I'm prototyping a Spetrum to RGB renderer and I have the spectrum converted to RGB and can pick any color in the spectrum. This is good. However I have a small problem. Now that I have internally Spectrum I can render primary spectrum colors ok(blue,violet,green,yellow,red,reddish brown) but I don't have MIXING of colors. So I need to pick a method to mix the emission colors together but here's the dilemma the documentation(wikipedia/google) I've been trying to read is kinda sketchy. What I want todo is take say a emmision spectrum that may have 10-100 lines and then add up all the lines to form my resultant color through a "? method". Note I can't just add up the emmision lines on the spectrum directly because then I ignore white(which mixes all colors together in rgb space). Similarly pink is a similar case to white. Currently because I'm prototyping in .net it's relatively easy to just mix and match code for prototyping but I'm still at a loss which to go FOR THE ACTUAL SPECTRA to one RGB value. I do notice HSV and HSL articles but they talk about making the color conversation from RGB space and aren't exactly clear how spectra would be encoded since their represented as a color wheel? Can anyone enlighten me on my color ignorance ;-)

O wait nm. I think I got it. White is in RGB everything turned on and ditto for the spectrum. Also if I understand correctly in a spectrum their is more then one white because their are many more colors represented and thus more ways to mix the same color. So greyish is really just less white and magenta is purple+red? So yeah I think I can just dump it into a long int array and then process every line that's emmision and put in one rgb value.

Hopefully will look purity in a compute shader but for now must see if it technique feasible in .net app. Anyways if any more color insights that be appreciated. Thanks! :-)

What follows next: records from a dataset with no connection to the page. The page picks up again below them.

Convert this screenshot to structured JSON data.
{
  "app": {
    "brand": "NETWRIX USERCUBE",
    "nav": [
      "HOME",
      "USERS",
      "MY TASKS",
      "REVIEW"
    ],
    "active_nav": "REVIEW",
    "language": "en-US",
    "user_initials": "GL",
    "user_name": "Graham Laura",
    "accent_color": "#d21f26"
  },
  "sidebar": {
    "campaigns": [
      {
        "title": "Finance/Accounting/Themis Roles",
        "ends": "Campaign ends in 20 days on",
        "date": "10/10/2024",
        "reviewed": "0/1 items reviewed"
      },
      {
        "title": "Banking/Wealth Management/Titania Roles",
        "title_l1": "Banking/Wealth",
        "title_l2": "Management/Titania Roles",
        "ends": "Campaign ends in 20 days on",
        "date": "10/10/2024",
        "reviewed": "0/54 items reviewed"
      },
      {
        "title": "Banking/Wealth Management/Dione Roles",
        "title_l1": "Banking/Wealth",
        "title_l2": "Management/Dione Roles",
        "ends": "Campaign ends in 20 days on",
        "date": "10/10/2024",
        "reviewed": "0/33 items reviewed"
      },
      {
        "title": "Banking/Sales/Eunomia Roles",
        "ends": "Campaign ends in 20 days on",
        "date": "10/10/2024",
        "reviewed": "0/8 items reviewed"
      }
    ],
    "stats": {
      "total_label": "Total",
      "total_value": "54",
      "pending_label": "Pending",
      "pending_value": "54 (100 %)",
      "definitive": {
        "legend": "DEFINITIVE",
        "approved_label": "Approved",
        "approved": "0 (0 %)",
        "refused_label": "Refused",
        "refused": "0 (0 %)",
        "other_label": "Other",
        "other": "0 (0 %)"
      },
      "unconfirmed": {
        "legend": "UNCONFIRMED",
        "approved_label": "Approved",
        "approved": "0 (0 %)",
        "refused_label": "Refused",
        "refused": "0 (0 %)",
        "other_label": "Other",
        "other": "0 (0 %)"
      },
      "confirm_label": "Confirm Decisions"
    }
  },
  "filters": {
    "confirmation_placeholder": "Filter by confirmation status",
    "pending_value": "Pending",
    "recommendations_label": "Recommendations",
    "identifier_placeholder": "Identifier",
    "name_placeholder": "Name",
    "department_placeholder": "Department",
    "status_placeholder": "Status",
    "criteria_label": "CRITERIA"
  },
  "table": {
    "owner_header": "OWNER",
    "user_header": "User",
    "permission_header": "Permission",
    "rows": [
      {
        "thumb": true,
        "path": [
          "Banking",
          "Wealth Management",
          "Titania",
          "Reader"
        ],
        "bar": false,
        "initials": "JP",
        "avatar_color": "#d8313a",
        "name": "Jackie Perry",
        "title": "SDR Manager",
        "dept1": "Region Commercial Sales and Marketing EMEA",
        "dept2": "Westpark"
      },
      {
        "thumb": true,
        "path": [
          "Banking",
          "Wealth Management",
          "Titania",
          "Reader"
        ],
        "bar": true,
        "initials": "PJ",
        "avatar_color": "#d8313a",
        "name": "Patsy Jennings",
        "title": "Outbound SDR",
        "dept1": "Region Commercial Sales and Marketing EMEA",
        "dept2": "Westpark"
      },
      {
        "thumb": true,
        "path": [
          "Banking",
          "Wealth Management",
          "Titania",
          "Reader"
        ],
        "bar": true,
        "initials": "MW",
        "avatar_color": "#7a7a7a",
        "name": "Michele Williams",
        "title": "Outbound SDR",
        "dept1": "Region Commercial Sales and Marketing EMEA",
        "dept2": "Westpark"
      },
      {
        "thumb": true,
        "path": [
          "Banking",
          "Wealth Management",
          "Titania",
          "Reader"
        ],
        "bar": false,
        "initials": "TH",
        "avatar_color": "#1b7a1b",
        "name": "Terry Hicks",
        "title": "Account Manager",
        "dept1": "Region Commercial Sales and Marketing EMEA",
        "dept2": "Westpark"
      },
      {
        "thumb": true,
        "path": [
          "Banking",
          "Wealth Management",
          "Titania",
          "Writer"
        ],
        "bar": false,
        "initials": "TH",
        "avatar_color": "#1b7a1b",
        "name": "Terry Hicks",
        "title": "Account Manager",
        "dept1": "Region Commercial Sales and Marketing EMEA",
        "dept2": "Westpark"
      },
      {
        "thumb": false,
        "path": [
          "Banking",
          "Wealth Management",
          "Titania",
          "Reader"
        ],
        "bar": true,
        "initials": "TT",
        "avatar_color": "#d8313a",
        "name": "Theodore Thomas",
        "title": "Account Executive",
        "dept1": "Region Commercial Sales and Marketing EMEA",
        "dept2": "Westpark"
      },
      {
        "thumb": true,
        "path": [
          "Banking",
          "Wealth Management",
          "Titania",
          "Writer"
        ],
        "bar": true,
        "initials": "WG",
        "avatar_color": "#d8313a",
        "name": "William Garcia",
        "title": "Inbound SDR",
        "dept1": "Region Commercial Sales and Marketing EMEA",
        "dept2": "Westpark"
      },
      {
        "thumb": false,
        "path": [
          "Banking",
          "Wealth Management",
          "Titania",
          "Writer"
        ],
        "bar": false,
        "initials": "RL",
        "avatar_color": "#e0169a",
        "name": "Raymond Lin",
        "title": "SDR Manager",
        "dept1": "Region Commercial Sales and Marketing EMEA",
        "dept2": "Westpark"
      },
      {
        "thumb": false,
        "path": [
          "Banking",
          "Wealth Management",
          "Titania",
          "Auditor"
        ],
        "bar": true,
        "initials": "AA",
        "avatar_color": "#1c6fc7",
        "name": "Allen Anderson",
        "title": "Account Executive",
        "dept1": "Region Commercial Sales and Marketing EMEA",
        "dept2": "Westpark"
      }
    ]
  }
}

If you have a function that maps frequency to RGB components, you can map an entire spectrum to RGB by integrating it. So if you have a few discrete lines in the spectrum, treat them as delta functions and the integral becomes the sum of their contributions. Notice that you may also have a continuous spectrum, like sunlight, in which case the integral is not exactly a finite sum (although it can still be approximated that way).

This makes me wonder: Would this give a principled way to convert from (something like, but not) HSV to RGB? Treat the color as a Gaussian distribution in the spectrum; hue is mean, saturation is variance, and brightness is the probability mass... Is this reasonable? Is anybody aware of a color model that works at all like this?

(EDIT: Actually, this may be a silly question; I'm checking out the CIE color model now; it's been a while since I've looked at it...)

(EDIT 2: Those conversions are all ugly and piecewise like I remember, which makes me actually wonder about this "simple" Gaussian idea... I shall play with this and see how well it matches what I normally think of as "hue," etc...)

(EDIT 3: But then how can you get violet if, as you shift the mean to the left, you only activate blue receptors? This doesn't give the desired cyclic property... unless (:-)): The retina is a discrete-time system, and high frequencies get aliased down to low frequencies; this would give the desired cyclic behavior. Holy shit; is this how it works?!)

(EDIT4: No, that doesn't make any sense physically. It's really best explained just by that low-frequency "bump" that the red receptors happen to have...)

(EDIT5: No, that too is wrong... That bump only exists in CIE XYZ, not CIE RGB; in CIE RGB there's actually a negative bump.)

[Edited by - Emergent on October 14, 2009 1:52:21 PM]

I suggest taking a look at CIE Luv. The conversion to/from RGB is cheaper than HSV/HSL and LAB.

Quote:Original post by patw
I suggest taking a look at CIE Luv. The conversion to/from RGB is cheaper than HSV/HSL and LAB.

Thanks.

I do find all this CIE stuff confusing. Human perception is messy.

What would make much more sense to me is a description in terms of power spectral density functions and absorption spectra of S,M, and L cones. Then "true" color is a point in a Hilbert space; we only perceive this point's projection onto the 3d subspace spanned by the S,M, and L responses. Then a trichromatic light source can output any point in the Hilbert space spanned by the power spectral density functions of its red, green, and blue light sources, which is a different 3d subspace of the Hilbert space. Presumably these two subspaces intersect only in a 2d subspace, which is itself interesting. But in any event, if you want to produce a given S,M,L color, you just need to find the point on the subspace spanned by the R,G,B power spectra which projects to the correct S,M,L point -- which is a simple geometry problem... And it's all linear... which means that the fact that humans apparently find this nonlinear "hue" function important bothers me...

oh right INTEGRATION! :-)

Now need to dust off my rusty calculas :-) time to plot out the function and solve by paper. Thanks!!!!!